Cam-Pact: I purchased this CD a few weeks before Christmas and have found it an endless joy. I guess my understanding of ‘blue-eyed soul’ was always a bit vague and this sounds more to me like the classic Australian pop-rock of the 60s a la Easybeats but I don’t really care about the category, it’s just great Melbourne sixties guitar pop. Even the really silly songs (I mean, ‘Monkey Time’?!) are rad – my favourites probably ‘Drawing Room’ which is a group composition and was a b-side. Like a lot of groups from their time basically the group just sound tremendously inspired, happy to be doing stuff, commercially ambitious but also artistic.
Alastair Galbraith: always a pleasure, I have most of Talisman on there. I thought it would be good in gothic
royalchord: practically all of Nights on the Town still on there, I have recently had cause to snip a few tracks out because the MP3 player favoured them relentlessly and they were so pop they were grating. I still love the overall genre romp of rc, one of my favourite groups of all time – Tammy and Eliza are dedicated, craftswomanlike songwriters.
Sunnyboys: I had the Sunnyboys compilation last year and listened to it to death so wasn’t sure if I should rip it (alright, as Mia says, even when I use this stupid term intending to be mildly funny, I can’t do it with any commitment and come across not as a middle-aged person making fun of a middle-aged person trying to use hip technological terms but just as a middle-aged person. Something I guess I should avoid drawing attention to). Anyway I did and I have greatly enjoyed it since, testament to the skills of Jeremy Oxley’s writing – he’s a jewel. ‘My Only Friend’ playing as I write.
Panel of Judges – this album has been a long-awaited godsend and I still enjoy practically all of it (there is a bit of repetition lyrically which makes me occasionally impatiently press the ‘forward’ button).

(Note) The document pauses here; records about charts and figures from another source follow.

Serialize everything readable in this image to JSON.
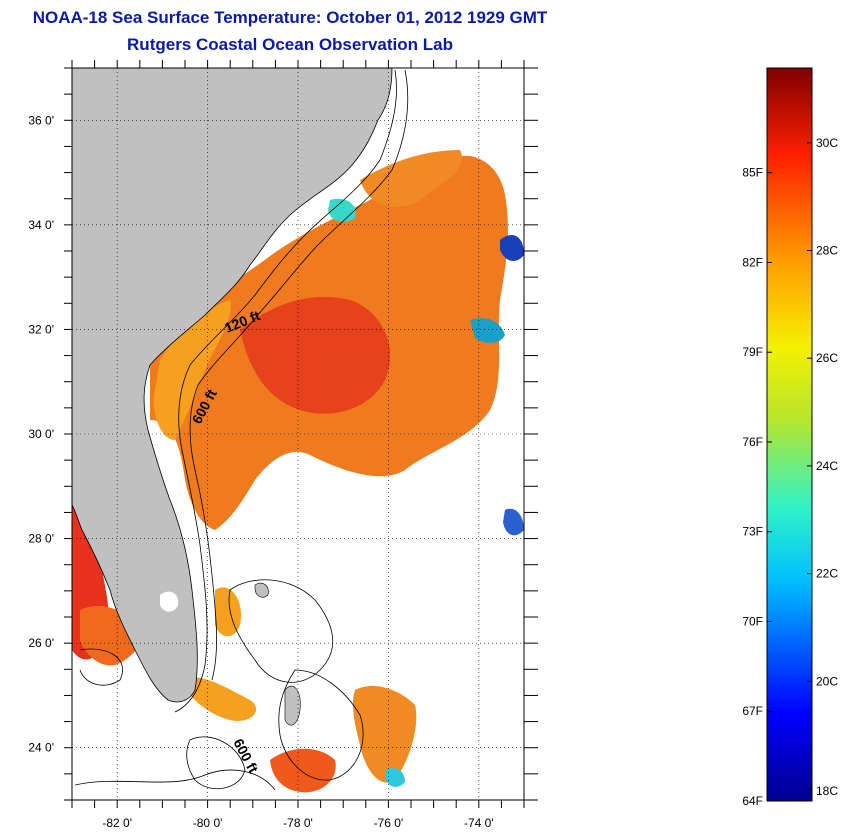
{
  "header": {
    "title": "NOAA-18 Sea Surface Temperature:  October 01, 2012 1929 GMT",
    "subtitle": "Rutgers Coastal Ocean Observation Lab"
  },
  "map": {
    "lon_range": [
      -83.0,
      -73.0
    ],
    "lat_range": [
      23.0,
      37.0
    ],
    "x_ticks": [
      {
        "v": -82,
        "label": "-82 0'"
      },
      {
        "v": -80,
        "label": "-80 0'"
      },
      {
        "v": -78,
        "label": "-78 0'"
      },
      {
        "v": -76,
        "label": "-76 0'"
      },
      {
        "v": -74,
        "label": "-74 0'"
      }
    ],
    "y_ticks": [
      {
        "v": 36,
        "label": "36 0'"
      },
      {
        "v": 34,
        "label": "34 0'"
      },
      {
        "v": 32,
        "label": "32 0'"
      },
      {
        "v": 30,
        "label": "30 0'"
      },
      {
        "v": 28,
        "label": "28 0'"
      },
      {
        "v": 26,
        "label": "26 0'"
      },
      {
        "v": 24,
        "label": "24 0'"
      }
    ],
    "contour_labels": [
      "120 ft",
      "600 ft",
      "600 ft"
    ],
    "colors": {
      "land": "#c0c0c0",
      "water_warm": "#f07a1e",
      "water_hot": "#e63a1c",
      "water_mild": "#f5a020"
    }
  },
  "colorbar": {
    "f_labels": [
      "85F",
      "82F",
      "79F",
      "76F",
      "73F",
      "70F",
      "67F",
      "64F"
    ],
    "c_labels": [
      "30C",
      "28C",
      "26C",
      "24C",
      "22C",
      "20C",
      "18C"
    ],
    "f_values": [
      85,
      82,
      79,
      76,
      73,
      70,
      67,
      64
    ],
    "c_values": [
      30,
      28,
      26,
      24,
      22,
      20,
      18
    ],
    "min_f": 64,
    "max_f": 88.5
  }
}
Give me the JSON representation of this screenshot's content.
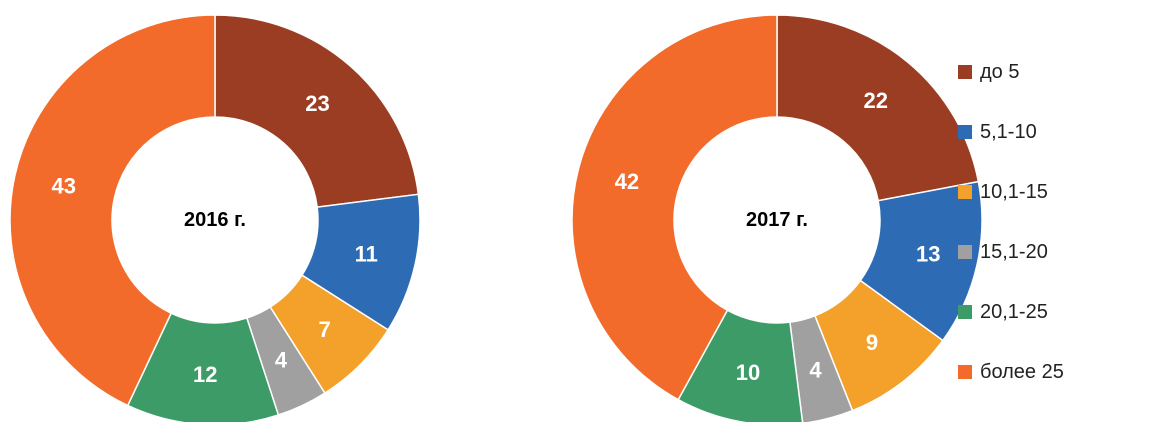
{
  "chart_data": {
    "type": "pie",
    "categories": [
      "до 5",
      "5,1-10",
      "10,1-15",
      "15,1-20",
      "20,1-25",
      "более 25"
    ],
    "colors": [
      "#9a3d22",
      "#2e6bb5",
      "#f4a12c",
      "#a0a0a0",
      "#3d9b67",
      "#f26b2a"
    ],
    "charts": [
      {
        "title": "2016 г.",
        "values": [
          23,
          11,
          7,
          4,
          12,
          43
        ]
      },
      {
        "title": "2017 г.",
        "values": [
          22,
          13,
          9,
          4,
          10,
          42
        ]
      }
    ]
  }
}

I still constantly enjoy it.
If I may indulge another memory from the distant past: when Walkmans first came in I was excited; we’re talking here about someone who used to make a mix tape a week based on whatever he really loved that week, and would carry it around regardless of the fact he had nothing to play it on, and would then graduate to the same kind of concept only four times as long with his first show on public radio in ’83. I thought Walkmans would be great for people like me to indulge in my private music peccadilloes. I was shocked to hear someone on the radio parodying the people who were probably not then called yuppies. In this person’s sarcastic world view Walkmans had made the snowfields an eerie experience because they were now filled with yuppie skiers all listening to Buck’s Fizz on their Walkmans and singing along unaware that all anyone else could hear was their voices.